Multi-Fidelity Bayesian Optimization for Efficient Materials Design
Abstract
Materials design is a process of identifying compositions and structures to achieve
desirable properties. Usually, costly experiments or simulations are required to evaluate
the objective function for a design solution. Therefore, one of the major challenges is how
to reduce the cost associated with sampling and evaluating the objective. Bayesian
optimization is a new global optimization method which can increase the sampling
efficiency with the guidance of the surrogate of the objective. In this work, a new
acquisition function, called consequential improvement, is proposed for simultaneous
selection of the solution and fidelity level of sampling. With the new acquisition function,
the subsequent iteration is considered for potential selections at low-fidelity levels, because
evaluations at the highest fidelity level are usually required to provide reliable objective
values. To reduce the number of samples required to train the surrogate for molecular
design, a new recursive hierarchical similarity metric is proposed. The new similarity
metric quantifies the differences between molecules at multiple levels of hierarchy
simultaneously based on the connections between multiscale descriptions of the structures.

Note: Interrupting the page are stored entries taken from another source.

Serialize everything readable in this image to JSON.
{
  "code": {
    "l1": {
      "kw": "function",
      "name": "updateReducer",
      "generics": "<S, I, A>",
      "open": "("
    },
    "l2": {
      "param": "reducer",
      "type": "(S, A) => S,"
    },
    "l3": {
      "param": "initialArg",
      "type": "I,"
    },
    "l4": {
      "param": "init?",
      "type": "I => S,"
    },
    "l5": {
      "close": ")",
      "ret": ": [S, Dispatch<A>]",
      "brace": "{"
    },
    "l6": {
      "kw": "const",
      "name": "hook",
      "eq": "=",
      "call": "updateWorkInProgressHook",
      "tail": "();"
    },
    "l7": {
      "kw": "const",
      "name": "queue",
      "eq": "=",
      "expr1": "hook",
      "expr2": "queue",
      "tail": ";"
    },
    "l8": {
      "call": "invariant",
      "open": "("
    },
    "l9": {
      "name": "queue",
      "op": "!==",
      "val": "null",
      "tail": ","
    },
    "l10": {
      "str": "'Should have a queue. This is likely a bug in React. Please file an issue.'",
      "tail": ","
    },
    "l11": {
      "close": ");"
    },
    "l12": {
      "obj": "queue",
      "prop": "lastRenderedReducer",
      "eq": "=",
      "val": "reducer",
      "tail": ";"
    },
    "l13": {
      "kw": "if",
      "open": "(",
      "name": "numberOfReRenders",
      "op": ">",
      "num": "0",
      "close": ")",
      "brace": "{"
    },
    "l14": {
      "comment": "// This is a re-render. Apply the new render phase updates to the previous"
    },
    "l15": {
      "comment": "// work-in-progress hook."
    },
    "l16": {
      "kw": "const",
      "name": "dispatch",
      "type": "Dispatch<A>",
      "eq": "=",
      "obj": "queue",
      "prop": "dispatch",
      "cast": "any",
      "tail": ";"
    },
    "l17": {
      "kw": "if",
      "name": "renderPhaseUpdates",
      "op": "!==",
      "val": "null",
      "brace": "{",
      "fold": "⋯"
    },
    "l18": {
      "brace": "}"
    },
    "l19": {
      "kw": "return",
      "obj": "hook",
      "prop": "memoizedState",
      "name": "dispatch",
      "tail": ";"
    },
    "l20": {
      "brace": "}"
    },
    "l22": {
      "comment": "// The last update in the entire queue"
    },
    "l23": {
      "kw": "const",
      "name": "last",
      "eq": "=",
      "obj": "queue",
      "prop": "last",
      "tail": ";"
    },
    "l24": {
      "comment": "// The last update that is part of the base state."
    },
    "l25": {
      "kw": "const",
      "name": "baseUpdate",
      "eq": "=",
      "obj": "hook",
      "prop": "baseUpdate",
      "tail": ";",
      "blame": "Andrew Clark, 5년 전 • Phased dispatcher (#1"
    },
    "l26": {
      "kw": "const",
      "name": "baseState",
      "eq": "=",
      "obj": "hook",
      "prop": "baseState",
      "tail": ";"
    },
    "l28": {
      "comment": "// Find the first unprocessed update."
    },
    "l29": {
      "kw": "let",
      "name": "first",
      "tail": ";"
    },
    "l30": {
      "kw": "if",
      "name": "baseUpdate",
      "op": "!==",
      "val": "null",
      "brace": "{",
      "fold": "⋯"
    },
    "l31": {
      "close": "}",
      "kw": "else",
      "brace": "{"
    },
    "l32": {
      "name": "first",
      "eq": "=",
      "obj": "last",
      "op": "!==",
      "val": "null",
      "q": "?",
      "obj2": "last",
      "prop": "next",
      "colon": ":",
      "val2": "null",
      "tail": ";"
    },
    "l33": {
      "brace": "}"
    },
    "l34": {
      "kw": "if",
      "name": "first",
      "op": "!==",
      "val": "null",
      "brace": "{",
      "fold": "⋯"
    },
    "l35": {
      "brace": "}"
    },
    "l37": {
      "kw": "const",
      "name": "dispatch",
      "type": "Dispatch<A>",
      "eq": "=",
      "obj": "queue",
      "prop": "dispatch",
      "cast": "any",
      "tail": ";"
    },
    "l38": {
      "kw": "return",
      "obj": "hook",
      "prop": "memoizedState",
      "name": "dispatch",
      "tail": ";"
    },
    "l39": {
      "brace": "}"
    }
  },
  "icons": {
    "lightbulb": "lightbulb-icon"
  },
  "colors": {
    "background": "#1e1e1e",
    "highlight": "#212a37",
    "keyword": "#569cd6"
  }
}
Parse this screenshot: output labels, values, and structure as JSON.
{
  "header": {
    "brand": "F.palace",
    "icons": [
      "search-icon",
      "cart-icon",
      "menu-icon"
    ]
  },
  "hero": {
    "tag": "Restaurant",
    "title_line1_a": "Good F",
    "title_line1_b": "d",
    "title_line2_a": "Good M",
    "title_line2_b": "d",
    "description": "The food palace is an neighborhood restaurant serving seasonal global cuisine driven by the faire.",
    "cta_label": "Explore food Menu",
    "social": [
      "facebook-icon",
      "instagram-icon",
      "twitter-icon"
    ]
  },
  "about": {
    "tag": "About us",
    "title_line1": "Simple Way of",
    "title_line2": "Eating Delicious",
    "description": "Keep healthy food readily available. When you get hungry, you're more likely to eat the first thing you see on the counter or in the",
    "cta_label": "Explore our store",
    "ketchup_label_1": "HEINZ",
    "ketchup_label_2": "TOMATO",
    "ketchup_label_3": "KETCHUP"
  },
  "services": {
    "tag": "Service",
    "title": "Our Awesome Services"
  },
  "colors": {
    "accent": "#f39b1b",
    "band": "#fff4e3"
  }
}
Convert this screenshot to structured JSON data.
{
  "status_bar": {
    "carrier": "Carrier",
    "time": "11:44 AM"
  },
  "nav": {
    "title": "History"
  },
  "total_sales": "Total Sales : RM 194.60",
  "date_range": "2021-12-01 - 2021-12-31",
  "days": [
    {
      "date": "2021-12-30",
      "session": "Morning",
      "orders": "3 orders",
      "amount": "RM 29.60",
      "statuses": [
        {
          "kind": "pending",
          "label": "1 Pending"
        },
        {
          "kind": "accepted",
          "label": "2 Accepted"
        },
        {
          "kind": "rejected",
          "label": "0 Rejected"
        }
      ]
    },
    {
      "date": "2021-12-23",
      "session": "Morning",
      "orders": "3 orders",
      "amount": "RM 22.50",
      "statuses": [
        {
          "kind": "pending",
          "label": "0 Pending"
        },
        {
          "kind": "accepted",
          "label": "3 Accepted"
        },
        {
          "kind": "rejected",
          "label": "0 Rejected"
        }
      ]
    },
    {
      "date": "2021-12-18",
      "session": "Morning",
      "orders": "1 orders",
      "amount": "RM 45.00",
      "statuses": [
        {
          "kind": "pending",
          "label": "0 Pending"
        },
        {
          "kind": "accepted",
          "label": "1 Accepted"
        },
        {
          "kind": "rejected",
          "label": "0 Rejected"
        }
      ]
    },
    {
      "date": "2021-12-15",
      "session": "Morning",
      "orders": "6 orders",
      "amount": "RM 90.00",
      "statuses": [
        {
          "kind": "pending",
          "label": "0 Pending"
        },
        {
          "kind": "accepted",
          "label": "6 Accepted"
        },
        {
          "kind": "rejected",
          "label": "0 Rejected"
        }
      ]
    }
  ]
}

The new methodologies are demonstrated with simulation-based design of materials and
structures based on fully atomistic and coarse-grained molecular dynamics simulations,
and finite-element analysis. The new similarity metric is demonstrated in the design of
tactile sensors and biodegradable oligomers. The multi-fidelity Bayesian optimization
method is also illustrated with the multiscale design of a piezoelectric transducer by
concurrently optimizing the atomic composition of the aluminum titanium nitride ceramic
and the device’s porous microstructure at the micrometer scale.